In 2010 foreign investors featured only in 18 percent of property transactions. There are considerably more foreign investors expected this year. “There is – and will be – demand for long-term leases of superb class A office and retail buildings on sought-after locations,” said Jan Kovařínský, investment consultant at King Sturge.

Before the onset of the crisis the most active buyers in the Czech Republic were German and Austrian funds which bought practically everything available on the market. Austria-based Hypo Real Invest, Spain’s Azora Europe and Denmark’s Kirby managed to close transactions in 2010. “Smaller transactions of up to €15 million are characteristic for them. They mainly focus on class A office buildings in Prague,” Kovařínský said.

Flying start

2011 is not going to start cold. In the course of this month one of the most significant transactions in Central and Eastern Europe will be closed. Austrian company CA Immo is to acquire property development and investment company Europolis for €272 million. Europolis owns a range of development projects in the Czech Republic including Prague’s River City office building complex and several shopping centers. ‘Representatives of opportunistic funds are here ... but there’s nothing for them to buy.’

Real estate agents predicted two years ago that, with the crisis continuing, opportunistic buyers such as Europa Capital or AREA will increasingly appear on the market. Although these companies are monitoring the situation, none have so far signed any specific purchase agreement. “Representatives of opportunistic funds are here in the Czech Republic but there’s nothing for them to buy,” said Zdeňka Klapalová, director of real estate consultancy Knight Frank.

Contrary to predictions there still are no compulsory sales of properties — the kind that opportunistic buyers are interested in. So far, banks in the Czech Republic have been very considerate toward debtors not forcing them to convert their assets into cash in order to repay credits. However, the owners of real estate companies cannot further rely on this anymore.
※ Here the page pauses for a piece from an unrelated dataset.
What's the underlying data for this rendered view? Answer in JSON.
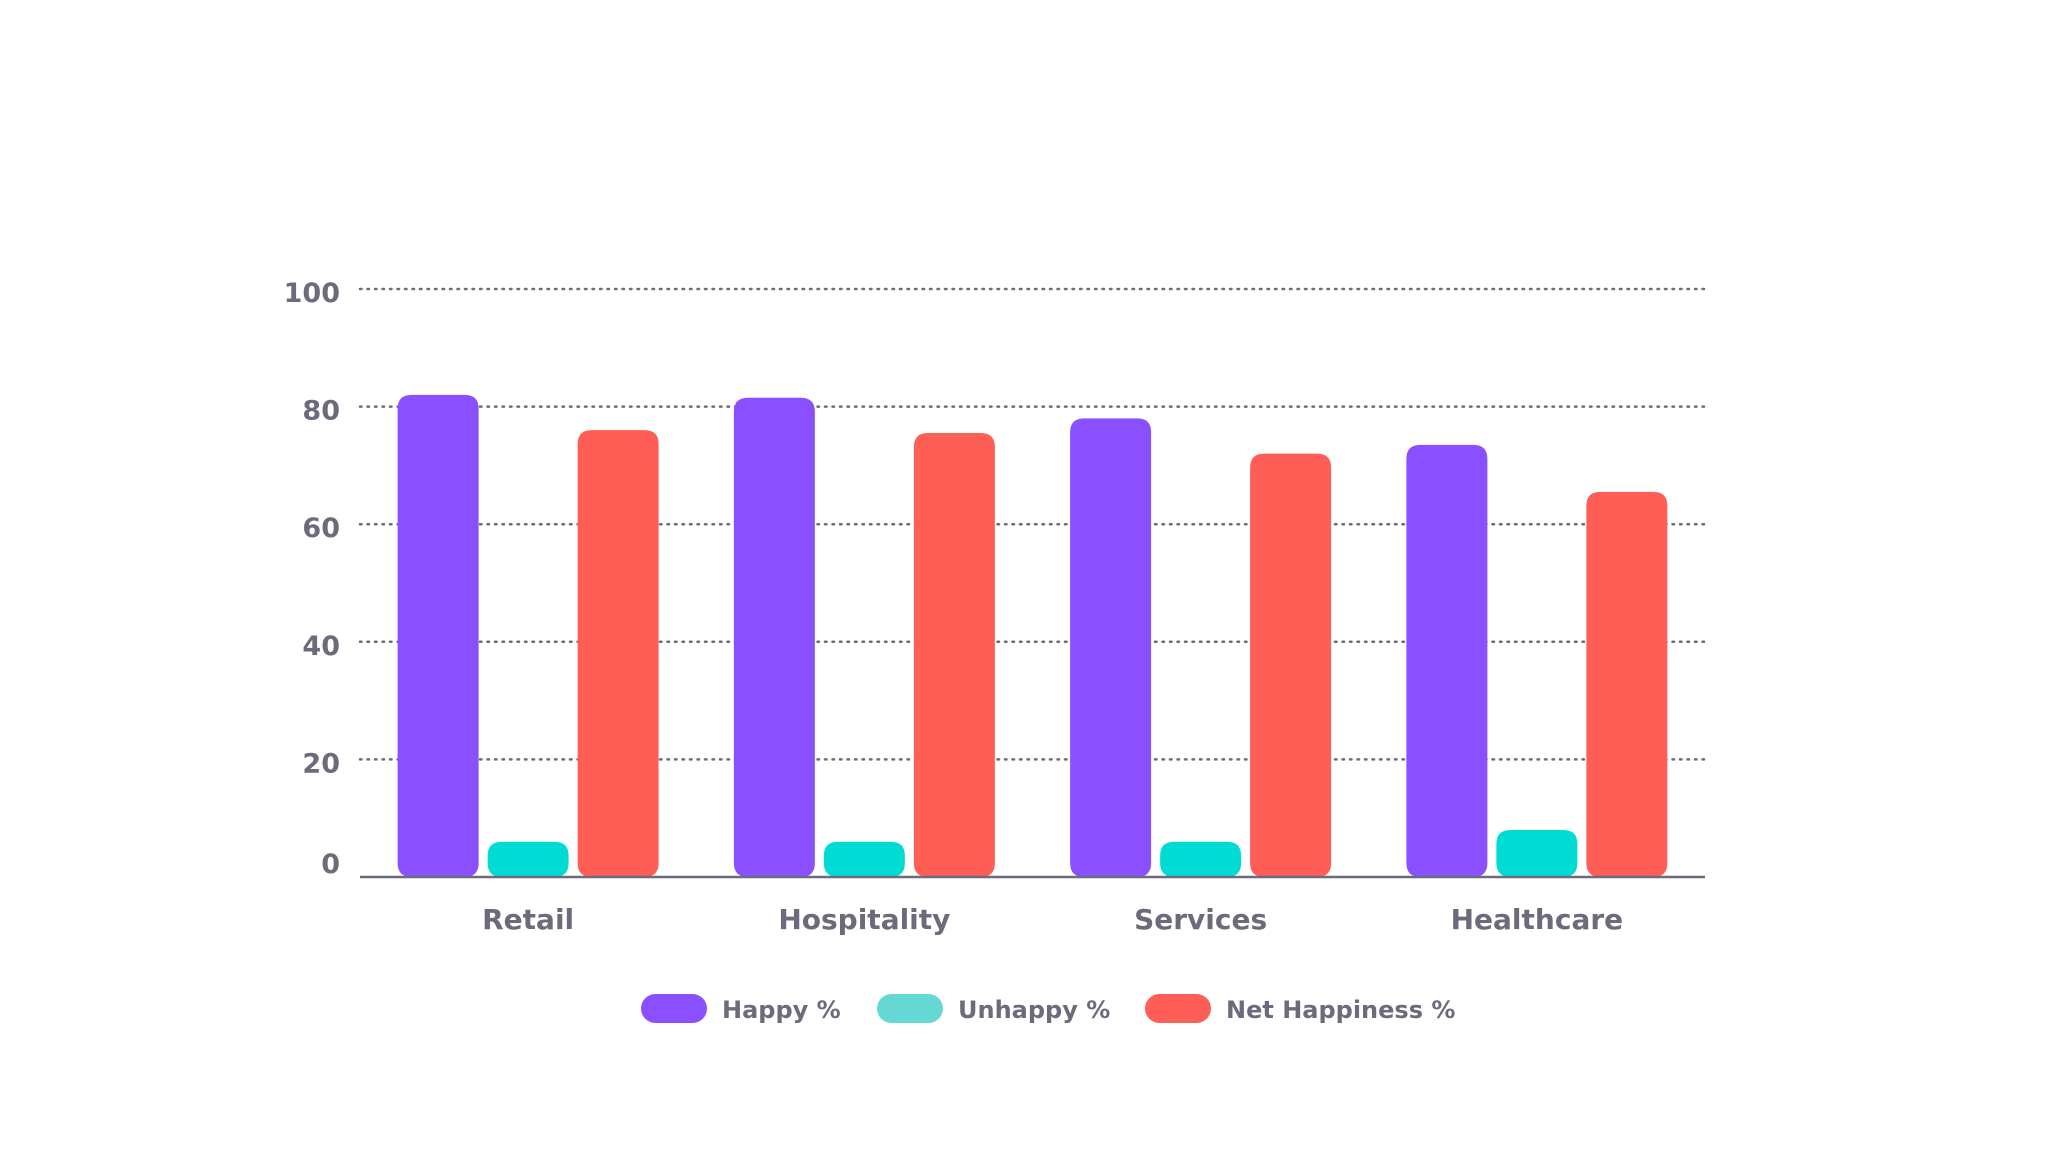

Investors may be voicing their willingness to come back to property markets, developers on the other hand are still very cautious in their actions. In 2010, according to data gathered by King Sturge, six buildings comprising 56,000 square meters of office space had been completed — three of which are in Prague 1, two in Prague 4 and one in Prague 9. “Compared with the year before this constitutes a 66 percent drop,” said Pavel Skřivánek, head of the office real estate department at King Sturge. He added that this was not only due to weak demand but also to the unwillingness of banks to finance new construction projects.

Office fight looms

2011 brings little prospect of new office space. In most cases projects only involve the finalization of headquarters tenants ordered in advance. Real estate agents expect this situation only to change at the turn of 2011 and ’12 when office developments become available which started to be built in the second half of 2010 on a speculative basis. For example Immorent, Skanska Property, HB Reavis, Karimpol and ECM REI are involved in such construction projects.

Real estate investors are mainly looking for Prague office buildings. In 2009 some 84 percent of the €556 million spent on Czech real estate was used to purchase office buildings. King Sturge estimates that in 2010 office spaces dominated commercial real estate transactions. Some investors have already at this moment staked their bets on the possibility that in two years not a single square meter of office space will be available as there are no new office developments under construction at the moment. “Those who buy now know full well what they’re doing,” said Serge Borenstein, a major Prague developer.